A Coffee in Berlin: German Slacker Stumbles Through Comic Vignettes

You wouldn’t think it’d be hard to find a single cup of coffee in all of Berlin, but this is the kind of day Niko (Tom Schilling) is having. Nothing else is going too well either, but Niko’s foiled attempts to get some java give this film the repetitive structure of a classic frustration dream. This running gag provides a nicely amusing through-line for this low-budget slacker picture, which scored big last year at the German box-office and won a batch of national film awards.

Niko’s recently split from a girlfriend and quit law school a couple of years ago (a decision that has not prevented him from accepting his father’s monthly stipend for expenses). On this particular bad day, Niko’s drifting includes a dressing-down when his dad finds out about the fraud; a few hours on the set of a melodramatic World War II film (his pal is an actor); and a strange encounter with an old schoolmate (Friederike Kempter) who’s now a performance artist. The latter provides the most comic payoff, as the formerly overweight woman cannot stop talking about her unhappy childhood or what a crush she had on Niko.

Writer/director Jan Ole Gerster reaches for significance at various moments between these skillfully executed comic sequences, and here Coffee tends to fall short.
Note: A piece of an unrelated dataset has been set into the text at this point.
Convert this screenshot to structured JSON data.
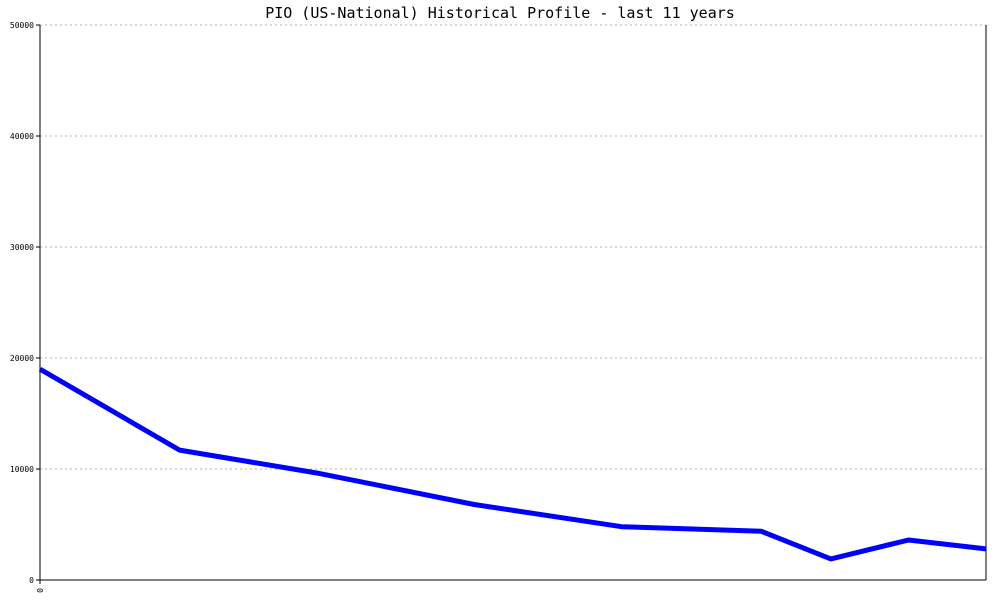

Maybe these reaches convey something culturally significant to Berliners; certainly the business about the bad WWII movie—about a Nazi officer who falls in love with a Jewish woman—suggests the exhaustion surrounding the subject, and how any catastrophe eventually gets turned into kitsch. The bland central role is also an issue; although Schilling is photogenic and well cast, there’s not much to the character beyond blankness. Niko’s reaction shots—invariably of the “How do I get out of this?” variety—constitute funny stuff, but the character’s still more of a construct than a full-blooded individual. Black-and-white cityscapes and a jazzy score indicate Gerster’s debt to Woody Allen (Allen’s reputation remains much higher in Europe than here), but even this devotion suggests the movie’s limitations. A Coffee in Berlin is a pleasant way to spend 84 minutes, but it seems like the watered-down version of something stronger.

Opens Fri., June 27 at Varsity. Not rated. 88 minutes.